Я встала, взяла сигареты и вышла во двор. Двор будто вымер. Прохладный ветерок шевелил деревья, грохотало и гудело на Тверском, из дверей приемной комиссии выходила невысокая темноволосая женщина, а за ней ковыляла черноухая собака неопределенной породы. Шла она странно — переставляла сначала обе левые лапы, переднюю и заднюю, а потом — обе правые, и грустная морда ее почти касалась асфальта. Вот так, Слава, я попала сюда только из-за тебя и ради тебя, не потому, что мне нужна слава, но потому что мне очень нужен ты, Слава, потому что мне без тебя плохо и не становится лучше, и не забывается, а я бессильна и ничего не могу сделать, даже этюд написать не могу, не знаю о чем. У меня долгая память и на сердце словно кусок сухого льда лежит, и холодно и жжет, глупое сердце… Вот именно, «глупое сердце». «Глупое сердце, не бейся». Как там дальше у Есенина? «Все мы обмануты счастьем», кажется… А кто знает, не появись на твоем пути Татьяна-первая… Прямо-таки сюжет для романа… Или для рассказа… Да я же и должна рассказ написать, я для этого и пришла сюда! Да и о чем, о ком мне еще и писать-то, если не о тебе, Слава?…

Я забросила бычок в рупорообразную урну около входа и поднялась обратно в аудиторию. Села на свое место, извлекла из сумочки гелевую ручку. Обозначила тему. Обозначила фамилию мастера и свою фамилию. А потом начала писать: «…Была весна, самое начало марта…»

Глава 8

«…Была весна, самое начало марта, и погода стояла по-настоящему весенняя — сырая и холодная. Серый влажный асфальт отражал низкое серое небо, а между небом и землей повисал снег с дождем. По обочинам дорог тянулись грязные окаменевшие холмики, похожие на застывшую вулканическую лаву; повылезли на свет Божий первые московские «подснежники»: раскисшие сигаретные пачки, покореженные банки от пива и газировки, разноцветные обертки и пакеты. Все выброшенные за зиму «бычки» плавали в соку коричневой талой жижи, а на бульварах и в скверах, там, где еще лежало серое ледяное крошево, расплывались желто-карие пятна с ярко выраженными эпицентрами — результаты всех зимних прогулок хозяев со своими разнопородными питомцами. Но уже тянуло, тянуло по улицам свежестью, и зимний дух готов был бесследно улетучиться до следующего года.

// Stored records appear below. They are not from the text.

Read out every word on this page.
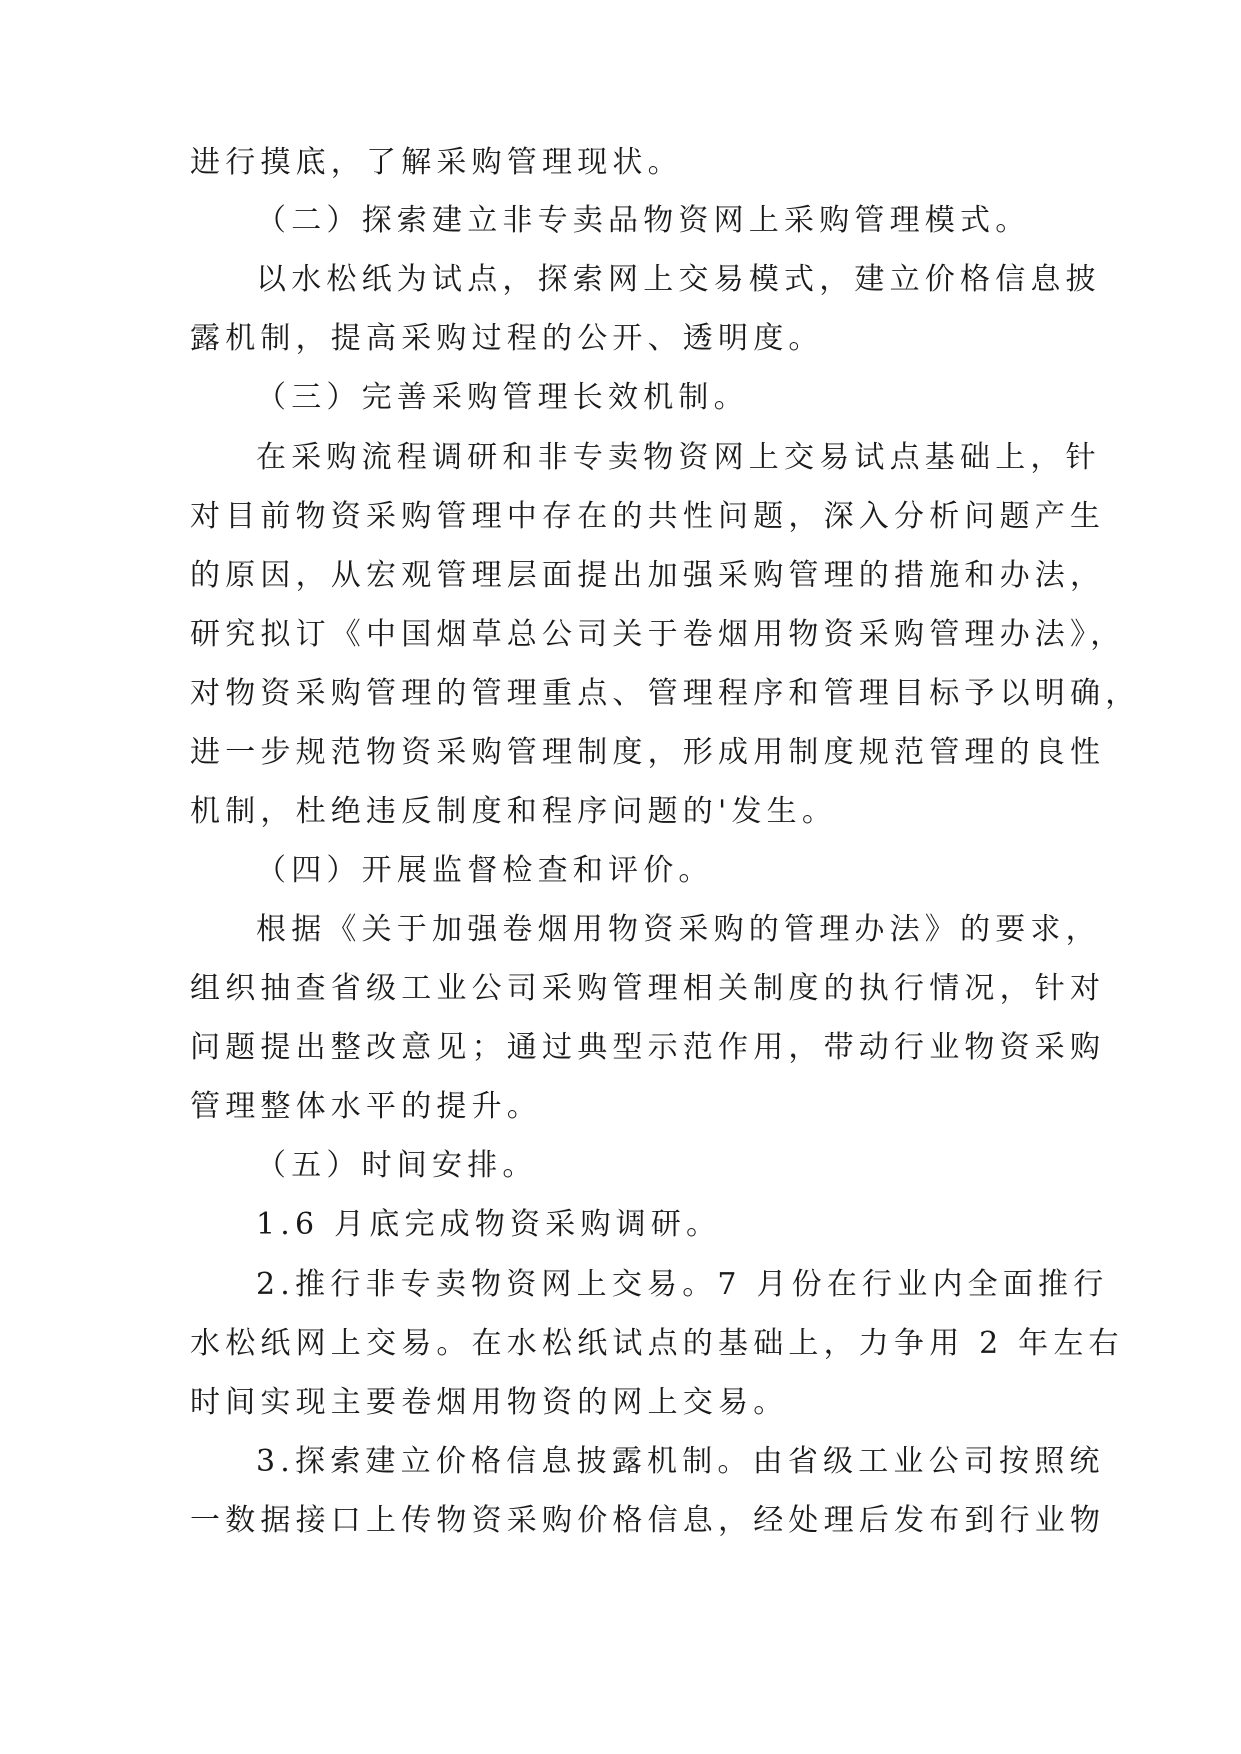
进行摸底，了解采购管理现状。
（二）探索建立非专卖品物资网上采购管理模式。
以水松纸为试点，探索网上交易模式，建立价格信息披
露机制，提高采购过程的公开、透明度。
（三）完善采购管理长效机制。
在采购流程调研和非专卖物资网上交易试点基础上，针
对目前物资采购管理中存在的共性问题，深入分析问题产生
的原因，从宏观管理层面提出加强采购管理的措施和办法，
研究拟订《中国烟草总公司关于卷烟用物资采购管理办法》，
对物资采购管理的管理重点、管理程序和管理目标予以明确，
进一步规范物资采购管理制度，形成用制度规范管理的良性
机制，杜绝违反制度和程序问题的'发生。
（四）开展监督检查和评价。
根据《关于加强卷烟用物资采购的管理办法》的要求，
组织抽查省级工业公司采购管理相关制度的执行情况，针对
问题提出整改意见；通过典型示范作用，带动行业物资采购
管理整体水平的提升。
（五）时间安排。
1.6 月底完成物资采购调研。
2.推行非专卖物资网上交易。7 月份在行业内全面推行
水松纸网上交易。在水松纸试点的基础上，力争用 2 年左右
时间实现主要卷烟用物资的网上交易。
3.探索建立价格信息披露机制。由省级工业公司按照统
一数据接口上传物资采购价格信息，经处理后发布到行业物
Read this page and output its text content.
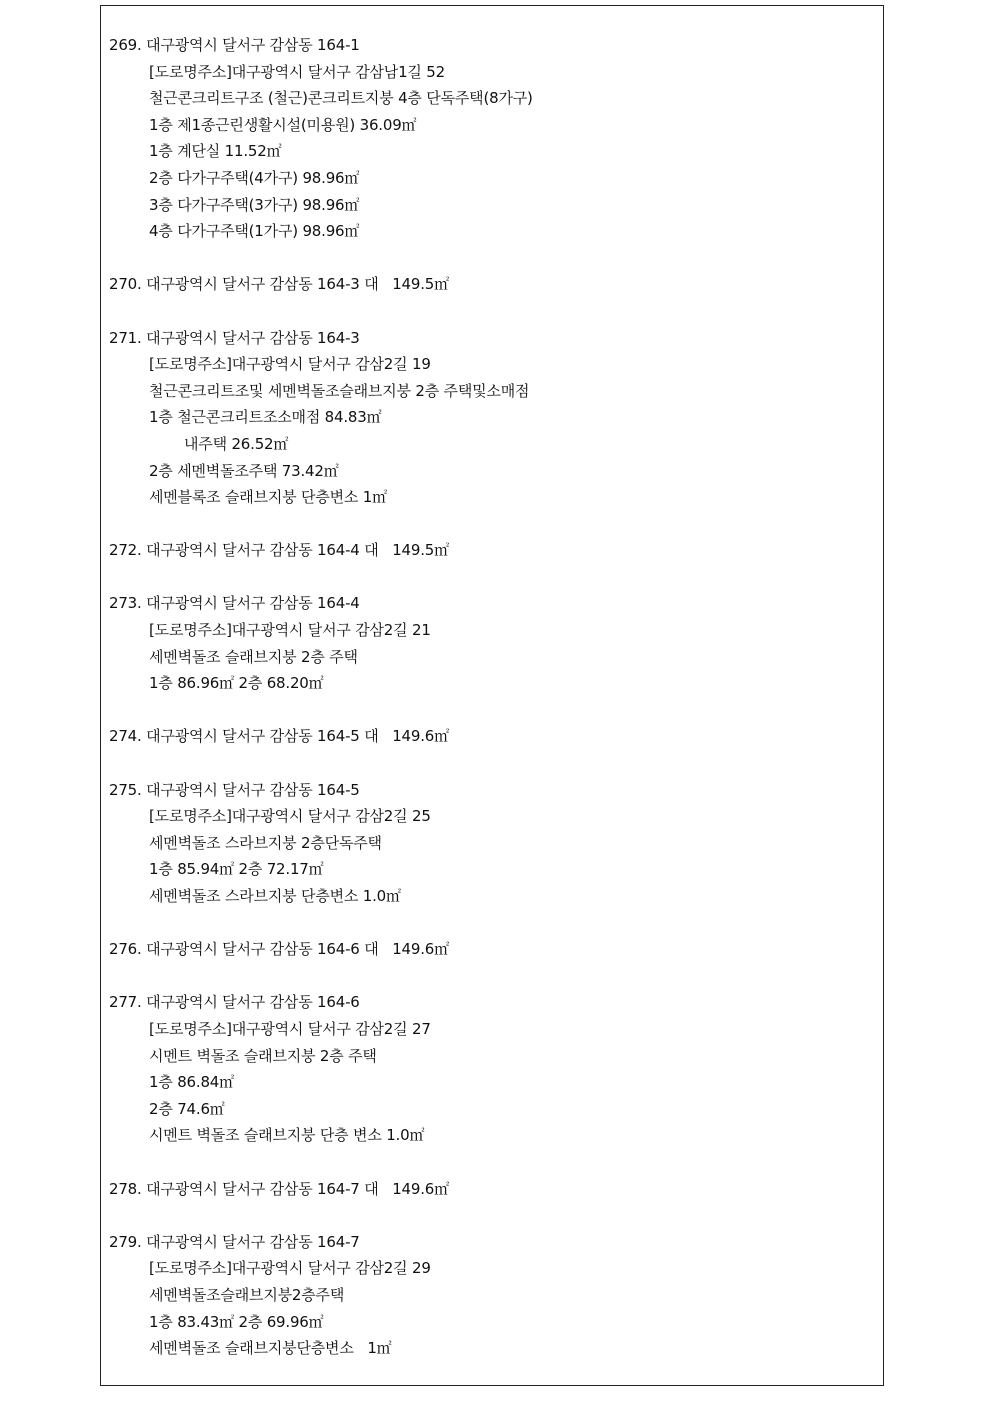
269. 대구광역시 달서구 감삼동 164-1
[도로명주소]대구광역시 달서구 감삼남1길 52
철근콘크리트구조 (철근)콘크리트지붕 4층 단독주택(8가구)
1층 제1종근린생활시설(미용원) 36.09㎡
1층 계단실 11.52㎡
2층 다가구주택(4가구) 98.96㎡
3층 다가구주택(3가구) 98.96㎡
4층 다가구주택(1가구) 98.96㎡
270. 대구광역시 달서구 감삼동 164-3 대   149.5㎡
271. 대구광역시 달서구 감삼동 164-3
[도로명주소]대구광역시 달서구 감삼2길 19
철근콘크리트조및 세멘벽돌조슬래브지붕 2층 주택및소매점
1층 철근콘크리트조소매점 84.83㎡
내주택 26.52㎡
2층 세멘벽돌조주택 73.42㎡
세멘블록조 슬래브지붕 단층변소 1㎡
272. 대구광역시 달서구 감삼동 164-4 대   149.5㎡
273. 대구광역시 달서구 감삼동 164-4
[도로명주소]대구광역시 달서구 감삼2길 21
세멘벽돌조 슬래브지붕 2층 주택
1층 86.96㎡ 2층 68.20㎡
274. 대구광역시 달서구 감삼동 164-5 대   149.6㎡
275. 대구광역시 달서구 감삼동 164-5
[도로명주소]대구광역시 달서구 감삼2길 25
세멘벽돌조 스라브지붕 2층단독주택
1층 85.94㎡ 2층 72.17㎡
세멘벽돌조 스라브지붕 단층변소 1.0㎡
276. 대구광역시 달서구 감삼동 164-6 대   149.6㎡
277. 대구광역시 달서구 감삼동 164-6
[도로명주소]대구광역시 달서구 감삼2길 27
시멘트 벽돌조 슬래브지붕 2층 주택
1층 86.84㎡
2층 74.6㎡
시멘트 벽돌조 슬래브지붕 단층 변소 1.0㎡
278. 대구광역시 달서구 감삼동 164-7 대   149.6㎡
279. 대구광역시 달서구 감삼동 164-7
[도로명주소]대구광역시 달서구 감삼2길 29
세멘벽돌조슬래브지붕2층주택
1층 83.43㎡ 2층 69.96㎡
세멘벽돌조 슬래브지붕단층변소   1㎡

В то время мы оба работали на закрытом оборонном заводе недалеко от метро «Шоссе Энтузиастов». Мы были два начинающих радиомонтажника, два вечерника-второкурсника одного из московских технических вузов и очень смешная пара. Вечером этого холодного мартовского понедельника нам не светило ничего хорошего — нас ожидала сдвоенная лекция по физике. Физику мы не любили. Вернее, мы не любили физика — величественного сорокапятилетнего алкоголика с красно-фиолетовым носом и неприятной фамилией Снисарь. Всю лекцию он обычно гаденько хихикал, потирая свои тоненькие бледные лапки, пускал в адрес студенток сальные шуточки и половину пары рассказывал нам о своем древнем увлечении Майей Кристалинской, которая, по его словам, отвечала ему взаимностью.